Die Kl stützen ihre Ersatzansprüche – neben § 11 Abs 1 Z 2a KMG – auch auf eine Haftung der Bekl nach allgemeinem Zivilrecht, die bereits bei leichter Fahrlässigkeit besteht. Sie führen dazu die E zu 10 Ob 69/11m (= RdW 2012/494) ins Treffen, wonach die Haftung des Prospektkontrollors neben § 11 KMG auch auf das allgemeine Zivilrecht („culpa in contrahendo“) gestützt werden könne.

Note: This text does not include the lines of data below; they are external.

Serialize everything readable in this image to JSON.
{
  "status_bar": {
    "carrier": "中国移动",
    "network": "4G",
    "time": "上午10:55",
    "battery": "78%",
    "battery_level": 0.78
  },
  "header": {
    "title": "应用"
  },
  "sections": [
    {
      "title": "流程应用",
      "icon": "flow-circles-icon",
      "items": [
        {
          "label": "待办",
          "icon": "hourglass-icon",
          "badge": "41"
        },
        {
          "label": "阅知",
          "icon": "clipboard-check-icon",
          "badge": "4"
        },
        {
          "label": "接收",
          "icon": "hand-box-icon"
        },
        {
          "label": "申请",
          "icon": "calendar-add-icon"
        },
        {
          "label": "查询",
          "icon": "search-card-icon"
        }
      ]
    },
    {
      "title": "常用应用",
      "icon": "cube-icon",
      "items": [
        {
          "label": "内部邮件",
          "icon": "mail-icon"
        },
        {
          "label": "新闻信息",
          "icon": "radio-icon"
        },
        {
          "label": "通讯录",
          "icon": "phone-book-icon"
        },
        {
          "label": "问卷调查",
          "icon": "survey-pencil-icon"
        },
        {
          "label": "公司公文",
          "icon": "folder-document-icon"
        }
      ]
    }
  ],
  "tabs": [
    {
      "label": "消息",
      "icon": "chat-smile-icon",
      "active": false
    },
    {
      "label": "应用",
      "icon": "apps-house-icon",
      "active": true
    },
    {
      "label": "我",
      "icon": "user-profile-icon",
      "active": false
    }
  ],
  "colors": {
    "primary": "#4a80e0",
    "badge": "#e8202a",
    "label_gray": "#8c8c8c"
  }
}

Diese Ansicht wurde vom OGH jedoch in der Folge eingeschränkt (10 Ob 88/11f = RdW 2012/679, und 1 Ob 71/14v = ÖBA 2016/2241 [zustimmend Riss] = RdW 2015/602) und klargestellt, dass die Beschränkung der Haftung des Prospektkontrollors nach § 11 Abs 1 Z 2a KMG auf grobes Verschulden sinnlos wäre, wenn in Konkurrenz dazu stets ein Schadenersatzanspruch des Anlegers nach den Grundsätzen der Haftung für „culpa in contrahendo“ auch bei leichtem Verschulden bestünde.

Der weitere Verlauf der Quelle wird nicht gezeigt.